SpecNative is not tied to one agent runtime. The repository is the stable layer. The runtime is the execution layer. The integration pattern is to give each tool a thin bootstrap into the same repository context.

OpenCode

Terminal, desktop, IDE

OpenCode provides primary and subagents, configurable permissions, and ACP/editor integrations. It fits well when you want plan/build separation around a repository-native workflow.

Recommended pattern

  • Use a plan-style agent to read specs and propose work without edits.
  • Use a build-style agent to implement once the spec and task path are clear.
  • Keep repository rules in AGENTS.md and folder README.md files.
  • Restrict write and bash permissions until the reading path is validated.
{
  "$schema": "https://opencode.ai/config.json",
  "agent": {
    "plan": {
      "permission": {
        "edit": "deny",
        "bash": { "*": "ask" }
      }
    },
    "build": {
      "permission": {
        "edit": "allow",
        "bash": { "*": "ask", "git status *": "allow" }
      }
    }
  }
}

Source: OpenCode agents and permissions docs

Claude Code

CLI and agent teams

Claude Code reads a root CLAUDE.md, supports custom commands, hooks, MCP, and multiple agents. In a SpecNative repository, use CLAUDE.md as a bootstrap file rather than a monolithic project manual.

Recommended pattern

  • Create a short CLAUDE.md that points to AGENTS.md and the local navigation model.
  • Store real project truth in versioned context files, not in one giant instruction file.
  • Use subagents or parallel agents per spec area, not per vague prompt.
  • Encode reusable flows as commands such as /implement-spec authentication.
# CLAUDE.md

Start by reading ./AGENTS.md.
In each folder, read the local README.md before making changes.
Use files under ./agents/ as source documents.
If implementing a feature, locate the relevant SPEC.md first.
Do not treat this file as the source of truth for product or architecture.

Source: Claude Code overview

Codex

Local, IDE, GitHub, cloud

Codex can work locally or in cloud environments and is effective when the repository already exposes constraints and setup clearly.
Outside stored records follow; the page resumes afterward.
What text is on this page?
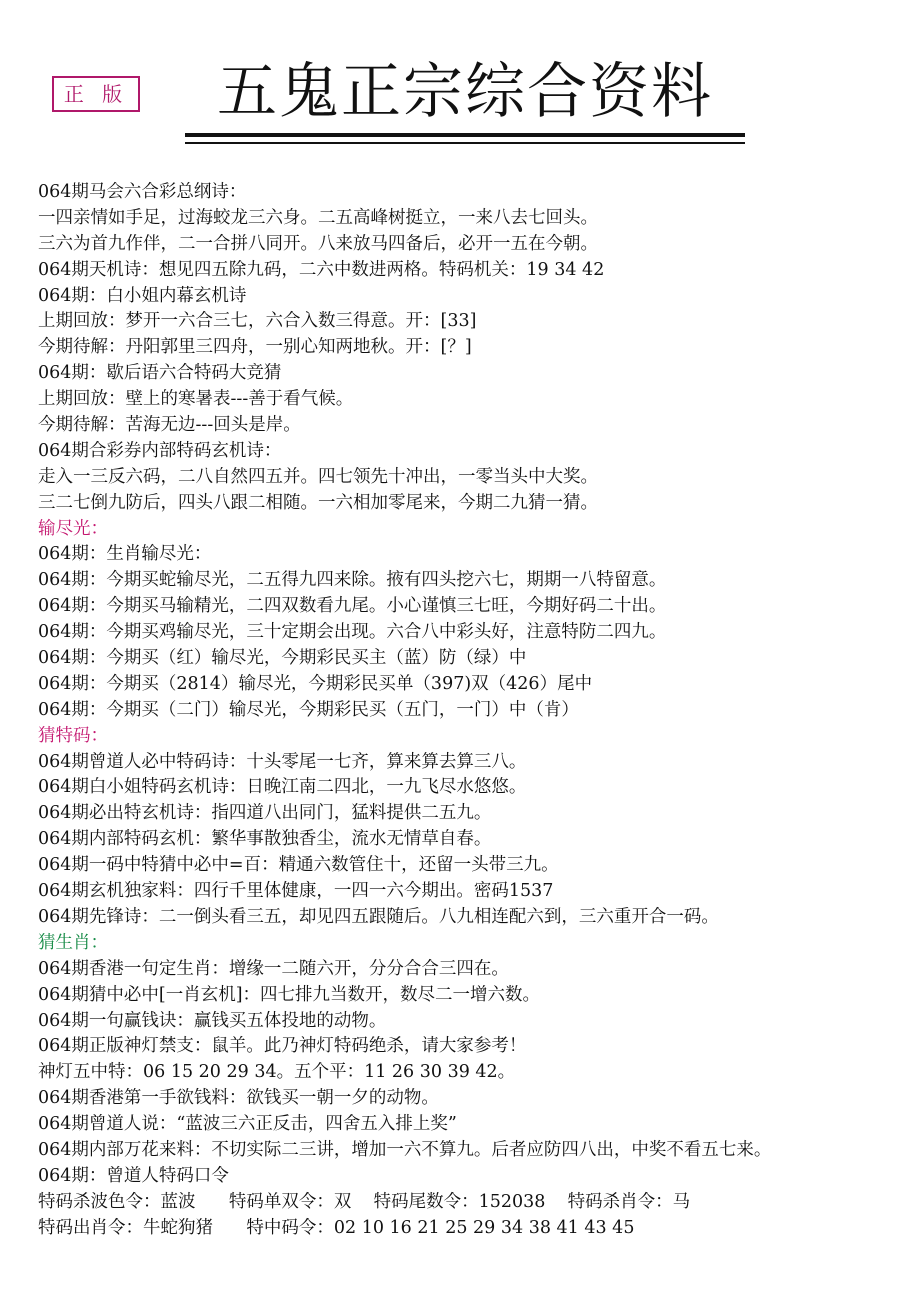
正 版	五鬼正宗综合资料
064期马会六合彩总纲诗：
一四亲情如手足，过海蛟龙三六身。二五高峰树挺立，一来八去七回头。
三六为首九作伴，二一合拼八同开。八来放马四备后，必开一五在今朝。
064期天机诗：想见四五除九码，二六中数进两格。特码机关：19 34 42
064期：白小姐内幕玄机诗
上期回放：梦开一六合三七，六合入数三得意。开：[33]
今期待解：丹阳郭里三四舟，一别心知两地秋。开：[？]
064期：歇后语六合特码大竞猜
上期回放：壁上的寒暑表---善于看气候。
今期待解：苦海无边---回头是岸。
064期合彩券内部特码玄机诗：
走入一三反六码，二八自然四五并。四七领先十冲出，一零当头中大奖。
三二七倒九防后，四头八跟二相随。一六相加零尾来，今期二九猜一猜。
输尽光：
064期：生肖输尽光：
064期：今期买蛇输尽光，二五得九四来除。掖有四头挖六七，期期一八特留意。
064期：今期买马输精光，二四双数看九尾。小心谨慎三七旺，今期好码二十出。
064期：今期买鸡输尽光，三十定期会出现。六合八中彩头好，注意特防二四九。
064期：今期买（红）输尽光，今期彩民买主（蓝）防（绿）中
064期：今期买（2814）输尽光，今期彩民买单（397)双（426）尾中
064期：今期买（二门）输尽光，今期彩民买（五门，一门）中（肯）
猜特码：
064期曾道人必中特码诗：十头零尾一七齐，算来算去算三八。
064期白小姐特码玄机诗：日晚江南二四北，一九飞尽水悠悠。
064期必出特玄机诗：指四道八出同门，猛料提供二五九。
064期内部特码玄机：繁华事散独香尘，流水无情草自春。
064期一码中特猜中必中=百：精通六数管住十，还留一头带三九。
064期玄机独家料：四行千里体健康，一四一六今期出。密码1537
064期先锋诗：二一倒头看三五，却见四五跟随后。八九相连配六到，三六重开合一码。
猜生肖：
064期香港一句定生肖：增缘一二随六开，分分合合三四在。
064期猜中必中[一肖玄机]：四七排九当数开，数尽二一增六数。
064期一句赢钱诀：赢钱买五体投地的动物。
064期正版神灯禁支：鼠羊。此乃神灯特码绝杀，请大家参考！
神灯五中特：06 15 20 29 34。五个平：11 26 30 39 42。
064期香港第一手欲钱料：欲钱买一朝一夕的动物。
064期曾道人说：“蓝波三六正反击，四舍五入排上奖”
064期内部万花来料：不切实际二三讲，增加一六不算九。后者应防四八出，中奖不看五七来。
064期：曾道人特码口令
特码杀波色令：蓝波      特码单双令：双    特码尾数令：152038    特码杀肖令：马
特码出肖令：牛蛇狗猪      特中码令：02 10 16 21 25 29 34 38 41 43 45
SpecNative gives Codex a stable context surface across terminal, IDE, and delegated tasks.

Recommended pattern

  • Put repository rules in AGENTS.md and spec files, not only in task prompts.
  • For cloud tasks, ensure setup, commands, and validation live in repository files.
  • Delegate work by naming the spec or initiative folder, not by rewriting the entire project context.
  • Use Codex for implementation, refactoring, and review against explicit repository artifacts.
Implement the authentication initiative.

Read AGENTS.md first.
Then read agents/README.md, agents/ARCHITECTURE.md,
agents/CONVENTIONS.md, and agents/specs/authentication/SPEC.md.
Plan the work, implement it, run the documented validation commands,
and update DECISIONS.md if a persistent trade-off changes.
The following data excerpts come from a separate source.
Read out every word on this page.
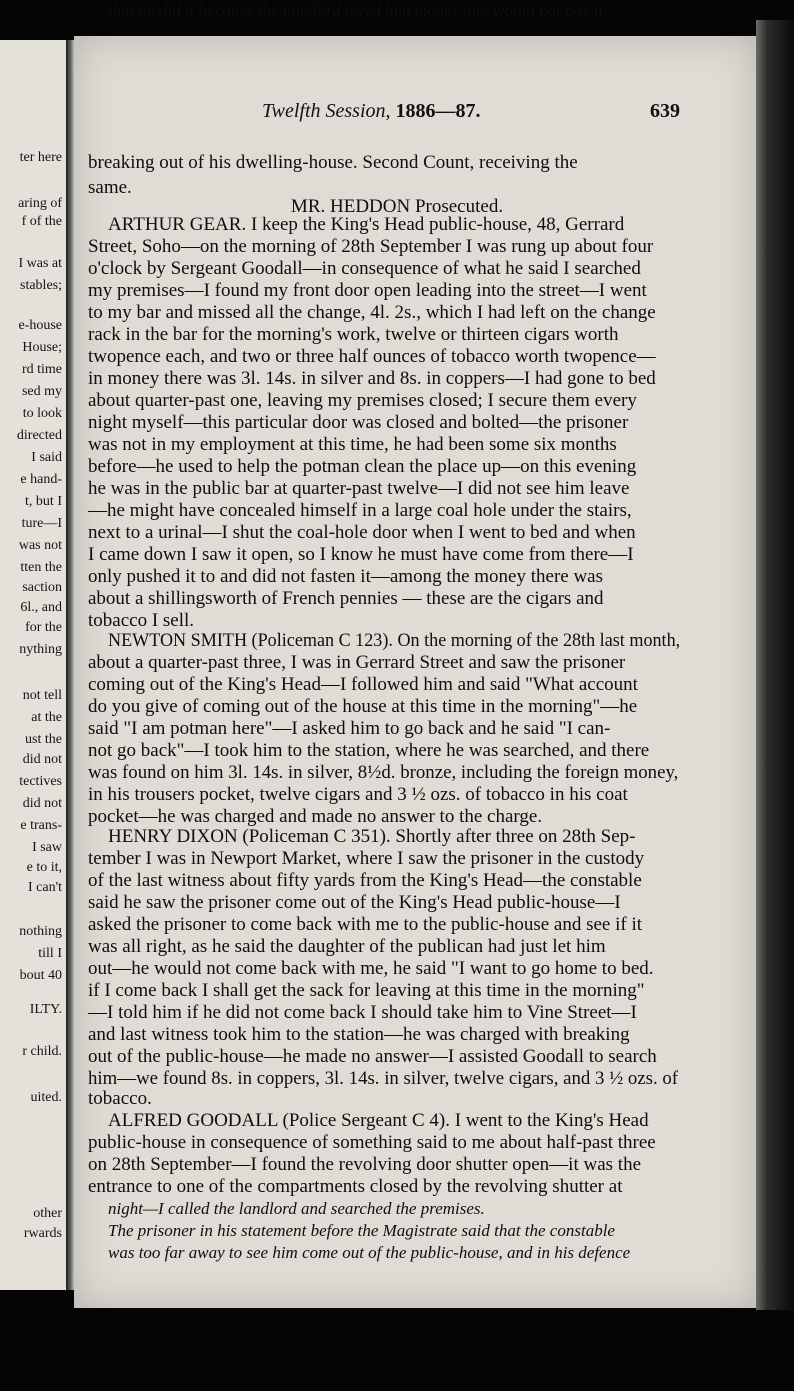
ter here
aring of
f of the
I was at
stables;
e-house
House;
rd time
sed my
to look
directed
I said
e hand-
t, but I
ture—I
was not
tten the
saction
6l., and
for the
nything
not tell
at the
ust the
did not
tectives
did not
e trans-
I saw
e to it,
I can't
nothing
till I
bout 40
ILTY.
r child.
uited.
other
rwards
Twelfth Session, 1886—87.	639
breaking out of his dwelling-house. Second Count, receiving the
same.
MR. HEDDON Prosecuted.
ARTHUR GEAR. I keep the King's Head public-house, 48, Gerrard
Street, Soho—on the morning of 28th September I was rung up about four
o'clock by Sergeant Goodall—in consequence of what he said I searched
my premises—I found my front door open leading into the street—I went
to my bar and missed all the change, 4l. 2s., which I had left on the change
rack in the bar for the morning's work, twelve or thirteen cigars worth
twopence each, and two or three half ounces of tobacco worth twopence—
in money there was 3l. 14s. in silver and 8s. in coppers—I had gone to bed
about quarter-past one, leaving my premises closed; I secure them every
night myself—this particular door was closed and bolted—the prisoner
was not in my employment at this time, he had been some six months
before—he used to help the potman clean the place up—on this evening
he was in the public bar at quarter-past twelve—I did not see him leave
—he might have concealed himself in a large coal hole under the stairs,
next to a urinal—I shut the coal-hole door when I went to bed and when
I came down I saw it open, so I know he must have come from there—I
only pushed it to and did not fasten it—among the money there was
about a shillingsworth of French pennies — these are the cigars and
tobacco I sell.
NEWTON SMITH (Policeman C 123). On the morning of the 28th last month,
about a quarter-past three, I was in Gerrard Street and saw the prisoner
coming out of the King's Head—I followed him and said "What account
do you give of coming out of the house at this time in the morning"—he
said "I am potman here"—I asked him to go back and he said "I can-
not go back"—I took him to the station, where he was searched, and there
was found on him 3l. 14s. in silver, 8½d. bronze, including the foreign money,
in his trousers pocket, twelve cigars and 3 ½ ozs. of tobacco in his coat
pocket—he was charged and made no answer to the charge.
HENRY DIXON (Policeman C 351). Shortly after three on 28th Sep-
tember I was in Newport Market, where I saw the prisoner in the custody
of the last witness about fifty yards from the King's Head—the constable
said he saw the prisoner come out of the King's Head public-house—I
asked the prisoner to come back with me to the public-house and see if it
was all right, as he said the daughter of the publican had just let him
out—he would not come back with me, he said "I want to go home to bed.
if I come back I shall get the sack for leaving at this time in the morning"
—I told him if he did not come back I should take him to Vine Street—I
and last witness took him to the station—he was charged with breaking
out of the public-house—he made no answer—I assisted Goodall to search
him—we found 8s. in coppers, 3l. 14s. in silver, twelve cigars, and 3 ½ ozs. of
tobacco.
ALFRED GOODALL (Police Sergeant C 4). I went to the King's Head
public-house in consequence of something said to me about half-past three
on 28th September—I found the revolving door shutter open—it was the
entrance to one of the compartments closed by the revolving shutter at
night—I called the landlord and searched the premises.
The prisoner in his statement before the Magistrate said that the constable
was too far away to see him come out of the public-house, and in his defence
that he did it because the landlord owed him money and would not pay it.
Sources: Codex cloud docs, Codex product overview

Implementation Flow

How a feature request becomes code

01

Define the capability

Write the behavior, scope, constraints, and acceptance criteria in a spec.

02

Read constraints

Load architecture, stack, conventions, and prior decisions before planning.

03

Generate tasks

Break the spec into implementation units that can be validated.

04

Implement and validate

Produce code, tests, and document updates that satisfy the spec.

Adoption

How to introduce SpecNative in a real codebase

Start small

Add AGENTS.md, a root README.md, and a single agents/SPEC.md for one active initiative.

Define durable truths

Move product intent, architecture, stack rules, commands, and conventions into repository files with clear ownership.

Route agents, do not brief them from scratch

Give the runtime a short entry instruction that tells it where to look, not a long project summary.

Expand only when needed

Introduce initiative folders, explicit task files, and workflow documents as project complexity increases.